Genç misafir, bir Aylin Abla’ya, bir Zeliha Abla’ya bakıyordu hayretle. İkisi de pasta börek yapıp satıyor, kazançlarını Türkiye’deki mağdur ve mazlumlara gönderiyorlardı. Zulüm tarihine her gün yeni sayfalar eklense de “az kaldığına“ inanıyor, kalan mesafeyi işaret ve baş parmakları arasıyla ölçmekten vazgeçmiyorlardı. Kötülükle mücadele etme yöntemleriydi bu onların.
Günah düşmekse, atalet çürümekti onlar için ve bunun hesabını verememekten korkuyorlardı.
GENÇ MİSAFİR
Genç misafire sorular sordu Zeliha Abla. O da darbeden sonra ailesiyle cebren hicret edenlerdendi.

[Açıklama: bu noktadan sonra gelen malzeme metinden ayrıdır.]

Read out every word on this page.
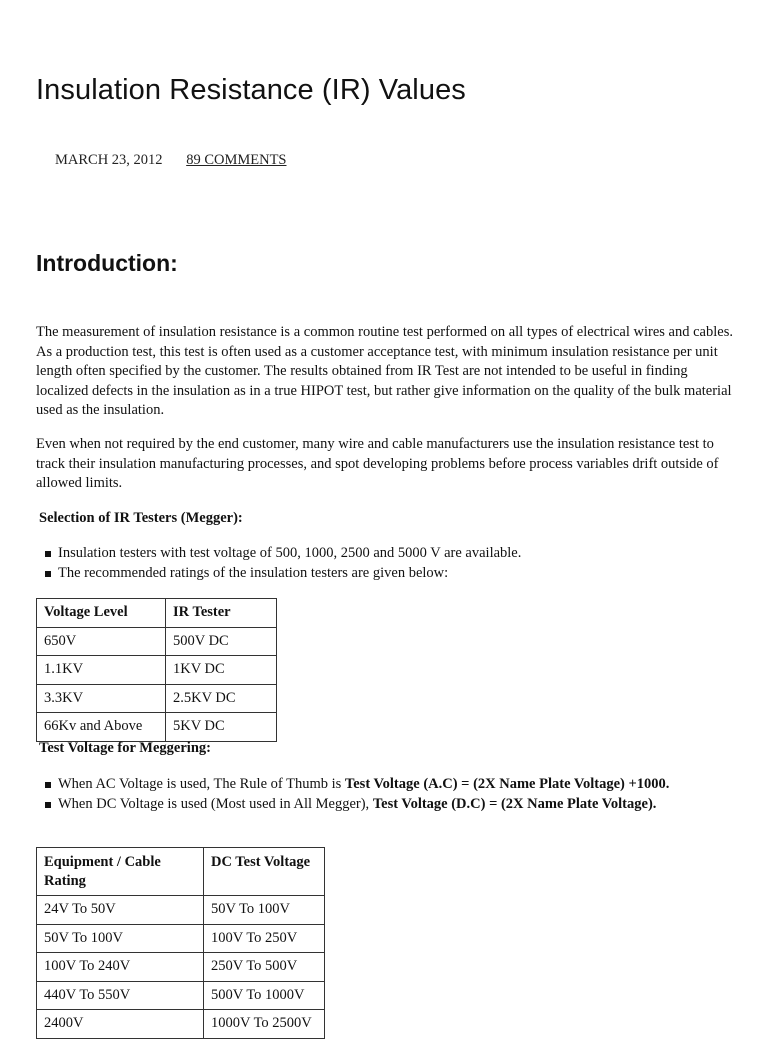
Insulation Resistance (IR) Values
MARCH 23, 2012 89 COMMENTS
Introduction:

The measurement of insulation resistance is a common routine test performed on all types of electrical wires and cables. As a production test, this test is often used as a customer acceptance test, with minimum insulation resistance per unit length often specified by the customer. The results obtained from IR Test are not intended to be useful in finding localized defects in the insulation as in a true HIPOT test, but rather give information on the quality of the bulk material used as the insulation.

Even when not required by the end customer, many wire and cable manufacturers use the insulation resistance test to track their insulation manufacturing processes, and spot developing problems before process variables drift outside of allowed limits.

Selection of IR Testers (Megger):

Insulation testers with test voltage of 500, 1000, 2500 and 5000 V are available.
The recommended ratings of the insulation testers are given below:
Voltage Level	IR Tester
650V	500V DC
1.1KV	1KV DC
3.3KV	2.5KV DC
66Kv and Above	5KV DC

Test Voltage for Meggering:

When AC Voltage is used, The Rule of Thumb is Test Voltage (A.C) = (2X Name Plate Voltage) +1000.
When DC Voltage is used (Most used in All Megger), Test Voltage (D.C) = (2X Name Plate Voltage).
Equipment / Cable Rating	DC Test Voltage
24V To 50V	50V To 100V
50V To 100V	100V To 250V
100V To 240V	250V To 500V
440V To 550V	500V To 1000V
2400V	1000V To 2500V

Donanımlıydı. Geldikten kısa bir süre sonra çalışmaya başlamış, kazancını mağdurlara vakfetmişti.
Bir şey yapmıyor gibi yapıyordu, ne yapıyorduysa.Konuşur gibi susuyor, anlatır gibi dinliyordu.Yaz tatilinde uzak eyaletlerden birinde bir üniversitede ders vermeye hazırlanıyor, ne eşinden ve çocuklarından ayrı kalacak oluşuna, ne yaz sıcağında oruçlu çalışacak oluşuna bakıyordu.
Yakın ve uzak o kadar çok akrabası “içerde”ydi ki… O kadar çok meslektaşı, yol arkadaşı…
“Bin-ler-ce in-san”ın eşleriyle ve çocuklarıyla ihtiyaç içinde olduğunu, bilişlerin en hakikatlisiyle, mağduriyetlerini paylaşarak biliyordu.O da Hazreti Meryem gibi bir Betül’dü de, bütün doğallığıyla dünyanın tozunu eteklerinden silkeliyordu.
SÜTÇÜ DERVİŞ
Aralarında, birbirine yakın iki eyalete süt dağıtıp gelirini mağdurlara gönderen genç bir derviş daha vardı. Kedisiyle yaşıyor, günde bir öğün yemek yiyor, her gün onlarca kapıyı çalıyordu.
Ona kimse soru sormadı.Bilenler bilmeyenlere anlattılar şahitlik ettikleri menkıbelerini. Sebepler perdesi arkasında işleyen kudret ve rahmet elini gördüler.
VE KITMİR
Bu satırların yazarı da o mecliste “onlarla birlikte”ydi. Biraz sonra yapacağı “muavenet” konulu konuşmanın kelimelerini unuttu. Seyir halindeydi.O da bilmiyordu kim Debernuş, kim Sazenuş.
Fakat kendisinin Kıtmir olduğunda şüphesi yoktu.“Rabbim!” dedi seslerin en çaresiziyle. “Cürmüme bakma! Kıtmir’i Ashab-ı Kehf’ten ayırmadın. Beni dünya da da ahirette de bu kardeşlerimden ayırma!”